I sintomi associati alla fibromialgia rilevati più frequentemente sono stati fatigue, difficoltà del sonno, disturbi cognitivi e dolori muscolari e articolari, osservati rispettivamente nel 57%, 56%, 54% e 42% dei pazienti. Il punteggio STO mediano era 8,0, tuttavia nel 73% dei soggetti con fibromialgia era di almeno 13,0 rispetto al 22% nel gruppo non fibromialgico.

Dopo cinque mesi di ricovero associato al Covid, al 15% delle persone e al 26% delle donne è stata diagnosticata la fibromialgia, in misura quasi cinque volte maggiore rispetto alla percentuale di pazienti identificati tra la popolazione generale di Israele.

In conclusione i risultati dello studio sconcordano con quelli di studi precedenti che hanno valutato i sintomi post-acuti a lungo termine del Covid e hanno dimostrato che la maggior parte dei pazienti ospedalizzati presenta almeno un sintomo associato alla fibromialgia da tre mesi a un anno dopo l’infezione acuta.

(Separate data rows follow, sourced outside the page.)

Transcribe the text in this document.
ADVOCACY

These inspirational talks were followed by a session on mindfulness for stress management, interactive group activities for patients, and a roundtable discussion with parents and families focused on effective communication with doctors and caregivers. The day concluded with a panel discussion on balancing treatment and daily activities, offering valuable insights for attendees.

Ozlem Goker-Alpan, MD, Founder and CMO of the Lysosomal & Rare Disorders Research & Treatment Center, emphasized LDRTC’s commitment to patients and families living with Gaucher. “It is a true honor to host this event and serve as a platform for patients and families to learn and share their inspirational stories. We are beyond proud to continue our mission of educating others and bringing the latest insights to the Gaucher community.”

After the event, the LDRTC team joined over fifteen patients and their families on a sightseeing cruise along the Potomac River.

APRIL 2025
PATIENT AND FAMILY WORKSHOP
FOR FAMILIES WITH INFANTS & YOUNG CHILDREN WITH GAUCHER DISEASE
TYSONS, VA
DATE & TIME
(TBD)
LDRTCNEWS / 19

Nel complesso indicano che la prevalenza di fibromialgia tra i convalescenti Covid è stata più elevata che nella popolazione generale e che un’esperienza traumatica soggettiva significativa, una bassa resilienza e il sesso femminile erano significativamente associati all’insorgenza della sindrome.

Referenze

Savin E et al. The possible onset of fibromyalgia following acute COVID-19 infection. PLoS One. 2023 Feb 10;18(2):e0281593.